Dans les dispositifs territoriaux, compte tenu de la légèreté de la structure d’animation et de leur incapacité juridique à maîtriser les ouvrages, ce sont de nombreuses associations ou petites entreprises locales qui vivent de la manne publique territoriale en tant que sous-traitants de l’action publique. Les appels d’offre sont devenus monnaie courante. Pour une bonne partie de leurs compétences, les collectivités territoriales ne font plus, elles font faire via les procédures de marchés publics. Se constitue un noyau d’intervenants locaux consultés sur le projet territorial et sa mise en œuvre qui apportent techniques et méthodes de travail qui différent de la culture du service public. D’ailleurs, un syndicat comme la CGT même s’il soutient la territorialisation des politiques de l’emploi en cours dans les CTEF n’a de cesse de dénoncer les conséquences des appels d’offres en matière de formation et d’insertion.
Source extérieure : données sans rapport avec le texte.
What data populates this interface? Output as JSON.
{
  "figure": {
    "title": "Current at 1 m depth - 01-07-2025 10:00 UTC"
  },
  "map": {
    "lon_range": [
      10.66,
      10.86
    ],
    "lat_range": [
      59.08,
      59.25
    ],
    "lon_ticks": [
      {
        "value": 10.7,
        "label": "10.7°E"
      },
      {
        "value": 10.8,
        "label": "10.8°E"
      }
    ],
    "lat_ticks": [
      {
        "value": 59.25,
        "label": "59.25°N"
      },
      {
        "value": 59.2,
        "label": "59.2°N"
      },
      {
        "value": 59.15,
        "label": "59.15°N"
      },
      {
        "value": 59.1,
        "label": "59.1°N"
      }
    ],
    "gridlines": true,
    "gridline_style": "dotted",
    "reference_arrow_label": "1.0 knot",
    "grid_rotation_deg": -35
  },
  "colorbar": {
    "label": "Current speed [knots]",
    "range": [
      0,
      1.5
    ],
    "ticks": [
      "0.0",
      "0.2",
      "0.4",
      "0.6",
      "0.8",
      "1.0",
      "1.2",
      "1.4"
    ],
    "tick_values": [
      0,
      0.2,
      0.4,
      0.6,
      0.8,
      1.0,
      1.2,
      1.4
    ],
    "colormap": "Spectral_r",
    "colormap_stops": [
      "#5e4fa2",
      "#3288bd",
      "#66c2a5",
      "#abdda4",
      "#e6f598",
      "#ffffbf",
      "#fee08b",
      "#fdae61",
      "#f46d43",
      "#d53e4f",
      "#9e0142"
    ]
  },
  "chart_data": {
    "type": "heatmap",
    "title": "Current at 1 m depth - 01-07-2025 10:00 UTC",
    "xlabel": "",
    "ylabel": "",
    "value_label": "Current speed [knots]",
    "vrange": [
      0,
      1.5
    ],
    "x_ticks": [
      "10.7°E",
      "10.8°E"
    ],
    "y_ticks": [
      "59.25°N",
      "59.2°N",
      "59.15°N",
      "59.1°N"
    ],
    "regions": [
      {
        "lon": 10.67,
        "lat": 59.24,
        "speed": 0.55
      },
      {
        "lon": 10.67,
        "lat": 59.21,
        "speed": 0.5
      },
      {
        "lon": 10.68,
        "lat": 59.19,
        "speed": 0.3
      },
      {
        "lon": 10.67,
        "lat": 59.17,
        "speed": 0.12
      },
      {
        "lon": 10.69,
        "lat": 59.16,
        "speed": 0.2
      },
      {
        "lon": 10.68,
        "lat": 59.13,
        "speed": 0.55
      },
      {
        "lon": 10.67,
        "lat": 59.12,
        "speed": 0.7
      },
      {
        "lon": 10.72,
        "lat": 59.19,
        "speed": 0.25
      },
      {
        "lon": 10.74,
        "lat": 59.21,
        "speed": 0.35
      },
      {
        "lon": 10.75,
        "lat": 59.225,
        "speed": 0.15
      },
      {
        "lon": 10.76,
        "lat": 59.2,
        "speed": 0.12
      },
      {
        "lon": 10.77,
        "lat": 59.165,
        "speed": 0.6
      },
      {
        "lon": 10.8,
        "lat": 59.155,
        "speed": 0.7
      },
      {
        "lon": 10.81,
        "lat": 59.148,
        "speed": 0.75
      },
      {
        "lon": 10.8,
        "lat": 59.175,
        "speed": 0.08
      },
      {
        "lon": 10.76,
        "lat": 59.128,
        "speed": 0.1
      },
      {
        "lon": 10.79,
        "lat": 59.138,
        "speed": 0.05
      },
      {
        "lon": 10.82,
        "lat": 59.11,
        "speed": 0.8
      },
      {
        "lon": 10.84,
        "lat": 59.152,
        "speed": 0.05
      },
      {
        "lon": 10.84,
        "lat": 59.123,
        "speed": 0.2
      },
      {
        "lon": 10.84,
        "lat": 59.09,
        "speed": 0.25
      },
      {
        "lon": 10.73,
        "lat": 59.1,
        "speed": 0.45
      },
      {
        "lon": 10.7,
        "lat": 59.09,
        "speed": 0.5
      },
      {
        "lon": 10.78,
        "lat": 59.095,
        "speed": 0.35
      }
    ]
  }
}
L’organisation syndicale déplore que « les missions locales perdent leur caractère spécifique d’accompagnement des jeunes en difficultés et se retrouvent en concurrence avec des organismes dont la mission est tout autre et c’est le sens de leur mission qui est remis en cause. ». Elle précise : « Depuis que l’ANPE et le Conseil régional ont choisi d’appliquer la procédure des appels d’offres aux actions d’insertion, d’accompagnement et de formation professionnelle, les demandeurs d’emplois sont les premières victimes d’un bouleversement incompréhensible des prestations qu’ils reçoivent, les formateurs, les gestionnaires d’associations subissent une instabilité qui réduit à néant des années de travail sur le territoire visant à créer un tissu social de proximité pour accompagner efficacement des parcours de formation souvent difficiles. Le système des appels d’offres met en effet en concurrence sans distinction des organismes importants avec des petites structures, des associations locales implantées sur un territoire avec des sociétés nationales voire européennes qui vont ensuite sous-traiter les actions sur place. » 418

En d’autres termes, aucun acteur du développement territorial n’échappe à cette mise en tension de l’action publique qui est une technique de gouvernement initiée par l’État, renforcée par la Région, relayée par les EPCI et les agents de développement dans les territoires infra régionaux. Les CLD viennent en appoint de légitimation de cette politique qu’ils entérinent plus qu’ils ne la co-construisent.

Notes
414.

Délibération n° 05.07.805 du 9 et 10 novembre 2005 sur laPolitique régionale des Contrats de Développement de Rhône- Alpes : Soutien aux CLD

Si les CLD prennent le statut d’association, le Conseil régional leur alloue une subvention de fonctionnement s’échelonnant de 21.000 à 42.000 euros à condition d’assurer les moyens d’une animation pérenne, de définir clairement un mode de fonctionnement, de remplir différentes missions et de créer un plan d’actions pour l’année.

415.

DUNOYER F. op.cit., p 19.

416.

C’est le terme que choisit WEBER en opposition au professionnalisme des politiques et des administrateurs dans le Savant et le politique, op.cit..

417.

WEBER M. Économie et société. Les catégories de la sociologie, op.cit., p 298.

418.

La position de la CGT Rhône-Alpes sur le recours aux appels d’offres en matière de formation est présentée dans la publication FORMATION PROFESSIONNELLE et INSERTION : Les appels d’offres font des ravages, ils ne sont pas obligatoires ! Revenons à une logique de service public !sur www.cgtra.org . Consulté le 12 avril 2007.